In Kansas, anyone over 18 can buy a long gun, which includes hunting rifles and shotguns, and anyone over 21 can purchase a handgun. Smith expressed interest in owning a gun someday and is in support of background checks.

“There is definitely nothing wrong with background checks. I don’t have a problem with sitting down and going through a background check,” Smith said. “Do I think I should have to go through that every single time I want to buy a gun? Maybe not, but … I don’t think that anyone that wants a gun for lawful purposes would oppose a background check.”

GUNS-3Hudson comes from a gun-owning family and also sees nothing wrong with background checks.

“My father owns guns and he is a law abiding citizen and I don’t think background checks will diminish or stop people who enjoy guns as a hobby and who followed the laws from attaining more guns,” Hudson said. “It’s not taking guns away, it’s just slowing putting guns into other people’s hands that don’t need them.”

Background checks are not currently required in Kansas, however some gun stores still use them. She’s a Pistol requires background checks for all gun purchases. While Bliss finds the current background check process to be sufficient, there are still room for improvements.   

“[The background checks] do run it through quite a bit as it stands, but I think it could be a little more stringent,” Bliss said. “I don’t mind seeing [the] waiting period go into effect again.”

In a survey conducted by the JagWire, 48 percent of students intended to keep a handgun in their house when they are older. 53 percent of the students surveyed said that their family already keeps a non-hunting gun in their home. Regarding current gun laws in America, 39 percent were in favor of stricter gun laws, while 38 percent were fine with how they are now.

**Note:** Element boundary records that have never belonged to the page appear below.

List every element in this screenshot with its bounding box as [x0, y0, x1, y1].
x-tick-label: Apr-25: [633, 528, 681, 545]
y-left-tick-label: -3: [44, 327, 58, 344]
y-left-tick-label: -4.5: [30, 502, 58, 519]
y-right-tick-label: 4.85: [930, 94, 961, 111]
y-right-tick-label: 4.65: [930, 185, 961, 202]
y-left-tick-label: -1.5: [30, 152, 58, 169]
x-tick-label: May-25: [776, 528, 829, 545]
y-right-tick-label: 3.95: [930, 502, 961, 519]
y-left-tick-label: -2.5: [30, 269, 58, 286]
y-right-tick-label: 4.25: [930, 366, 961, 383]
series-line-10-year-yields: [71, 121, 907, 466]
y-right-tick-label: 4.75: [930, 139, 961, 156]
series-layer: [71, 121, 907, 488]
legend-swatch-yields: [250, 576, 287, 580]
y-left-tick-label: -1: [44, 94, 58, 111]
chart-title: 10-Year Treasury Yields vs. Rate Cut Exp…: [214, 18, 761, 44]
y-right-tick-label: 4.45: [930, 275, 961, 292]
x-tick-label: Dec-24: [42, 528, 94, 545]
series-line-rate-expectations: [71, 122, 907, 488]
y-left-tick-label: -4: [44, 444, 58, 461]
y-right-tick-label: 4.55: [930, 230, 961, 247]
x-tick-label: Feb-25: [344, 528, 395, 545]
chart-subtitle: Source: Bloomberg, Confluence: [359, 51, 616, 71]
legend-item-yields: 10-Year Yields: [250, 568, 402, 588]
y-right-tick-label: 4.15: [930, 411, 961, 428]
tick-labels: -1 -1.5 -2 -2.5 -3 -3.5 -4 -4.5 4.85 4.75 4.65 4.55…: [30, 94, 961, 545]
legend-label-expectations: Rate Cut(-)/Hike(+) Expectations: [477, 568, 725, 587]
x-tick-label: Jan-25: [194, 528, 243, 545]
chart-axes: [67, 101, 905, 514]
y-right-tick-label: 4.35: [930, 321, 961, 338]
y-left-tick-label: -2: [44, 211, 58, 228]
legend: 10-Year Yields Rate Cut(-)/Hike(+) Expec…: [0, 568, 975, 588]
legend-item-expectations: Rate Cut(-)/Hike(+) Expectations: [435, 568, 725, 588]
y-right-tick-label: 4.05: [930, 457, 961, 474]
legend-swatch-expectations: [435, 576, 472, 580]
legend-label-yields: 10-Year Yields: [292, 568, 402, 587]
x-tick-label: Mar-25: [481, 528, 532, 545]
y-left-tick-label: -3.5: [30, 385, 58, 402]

Despite the varied responses, Hudson believes this executive order, and gun control in general, will lead to communication between the government and legal gun owners.

“It should just be a mutual respect thing that the government wants to do stuff for the good of the people and [that] is slowing down people who are dangerous from getting their hands on weapons,” Hudson said. “You have that mutual respect for each other and the fact that, ‘Hey, I want to keep my guns and I want to protect you with having guns.’ We just want to make sure that nobody does anything that could have them taken away.”